Le vodou en tant que système religieux
fait partie d’un vaste ensemble de cultes afroaméricains,
parmi lesquels figurent aussi notamment la santería
cubaine ou le candomblé brésilien. Tous attestent
des origines africaines, multiples et souvent entremêlées
du fait des brassages de populations suscités par
la déportation et l’esclavage, mais aussi recouvertes
d’un certain « vernis » chrétien
imposé par la domination européenne qui s’exerça
en terres caraïbes.
Notre vision du vodou a longtemps été
faussée par les images caricaturales qu’en
a produit le cinéma hollywoodien, à tel point
que de nombreux préjugés se sont développés
sur son caractère soi-disant maléfique, voire
démoniaque. L’exposition « Vodou, un
art de vivre » permet de rétablir une certaine
vérité sur le vodou à travers sa culture
matérielle, une culture à l’expression
forte et pour le moins surprenante, en rupture avec les
canons généralement admis de l’esthétique
religieuse. En exhibant pour la première fois ces
artefacts hors d’Haïti, elle offre les éléments
d’une réflexion qui dépasse de loin
le seul cadre du vodou haïtien.
Outre le Forum d’anthropologie visuelle,
organisé du 23 au 26 janvier sous le titre «
Parfums vodou », qui contribuera à situer le
vodou dans son contexte, il était important de compléter
cette approche sensible par la présentation d’expressions
musicales et chorégraphiques liées à
la « culture du vodou ». Sur les quatre soirées
organisées par les Ateliers d’ethnomusicologie
et le MEG à l’Alhambra sous le titre «
Autour du vodou », deux seront consacrées à
Haïti, et les autres à deux îles des Caraïbes,
Cuba et la Guadeloupe, dont les musiques d’origine
rituelle sont apparentées à celles qu’on
rencontre encore aujourd’hui en Haïti.
Les deux programmes consacrés aux
musiques haïtiennes en présenteront des visages
complémentaires. Le 21 février, le chanteur
Ti-Coca, sorte de « dandy tropical » au charisme
ravageur, abordera avec ses musiciens un répertoire
centré sur la poésie chantée et la
contredanse, expressions festives de nature profane, mais
enracinées dans le terreau du vodou. Portés
par l'accordéon, le banjo, la basse et les percussions,
Ti-Coca et son groupe Ouanga-Neges sont parmi les rares
interprètes haïtiens à avoir conservé
le caractère lancinant et chaloupé de cette
musique en petite formation acoustique.
Le 23 février, nous pourrons découvrir
Racine Mapou de Azor, l’ensemble emblématique
de la musique et des chants du vodou. Figure incontournable
de la culture haïtienne, Azor a récemment été
sacré « trésor national vivant »
par le Ministère de la culture. En effet, son principal
mérite est d’avoir su préserver l’authenticité
des chants et des rythmes issus du répertoire vodou
tout en les présentant hors de leur contexte cérémoniel.
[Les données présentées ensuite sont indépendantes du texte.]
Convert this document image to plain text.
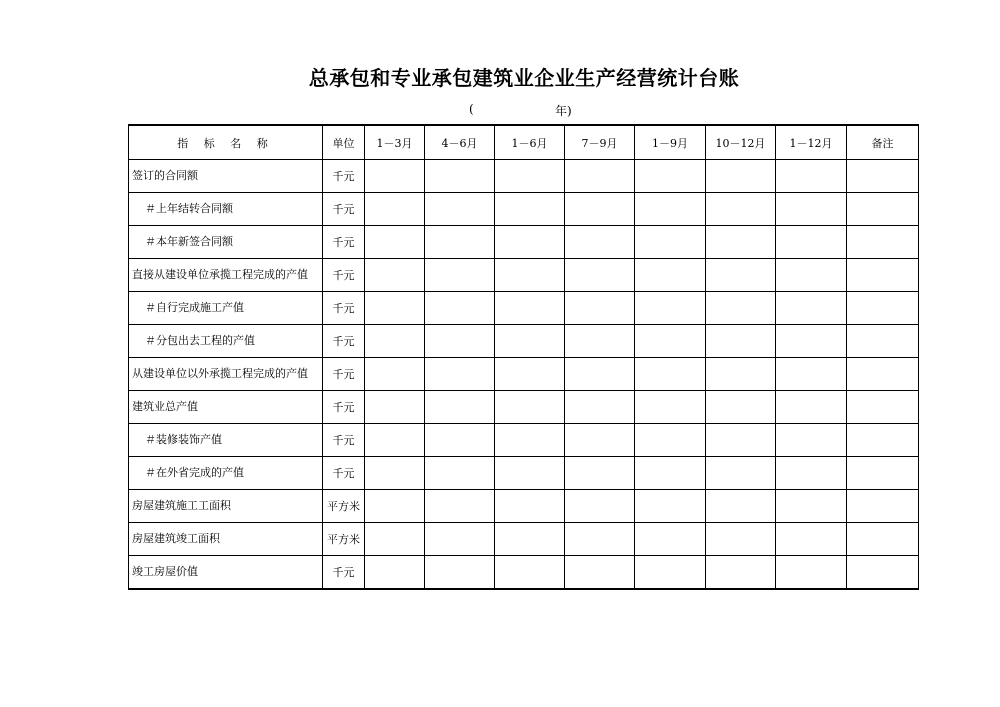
总承包和专业承包建筑业企业生产经营统计台账
(	年)
指 标 名 称	单位	1－3月	4－6月	1－6月	7－9月	1－9月	10－12月	1－12月	备注
签订的合同额	千元								
＃上年结转合同额	千元								
＃本年新签合同额	千元								
直接从建设单位承揽工程完成的产值	千元								
＃自行完成施工产值	千元								
＃分包出去工程的产值	千元								
从建设单位以外承揽工程完成的产值	千元								
建筑业总产值	千元								
＃装修装饰产值	千元								
＃在外省完成的产值	千元								
房屋建筑施工工面积	平方米								
房屋建筑竣工面积	平方米								
竣工房屋价值	千元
Formé de musiciens tous vaudouisants pratiquants,
Racine Mapou se réfère directement à
l’univers du vaudou : le mapou est en effet l’arbre
sacré réputé héberger les esprits.
Quant aux soirées des 20 et 22 février,
elles sont dédiées à des expressions
non haïtiennes, mais proches de la tradition du vodou.
La première aborde la musique afrocubaine, avec le
groupe Yoruba Andabo, ensemble « mythique »
fondé en 1961 dans le quartier du port de La Havane.
Yoruba Andabo est sans conteste le meilleur représentant
actuel de la grande tradition afrocubaine en matière
de danse, de chant et de percussions. Son vaste répertoire
traverse aussi bien les cycles sacrés congo, yoruba
et abakuá du culte de la santería, que ceux
de la rumba, avec ses trois formes constitutives que sont
le yambú, le guaguanco et la columbia.
Ce sont enfin la musique et la danse du gwoka guadeloupéen
qui seront présentées par l’ensemble
Kan’nida le 22 février. Sa musique est l’héritière
des anciens chants de labours et de veillées mortuaires
qui, depuis l’abolition de l’esclavage il y
a plus de deux siècles, ont rythmé la vie
de la société paysanne des Grands Fonds (région
du centre de la Grande-Terre). En perpétuant le souvenir
des anciennes swaré tanbou avec son invité
spécial Napoléon Magloire, doyen des chanteurs
de gwoka, Kan’nida affirme sa volonté de transmettre
la mémoire de la Guadeloupe tout en l’enrichissant
d’une créativité toute contemporaine.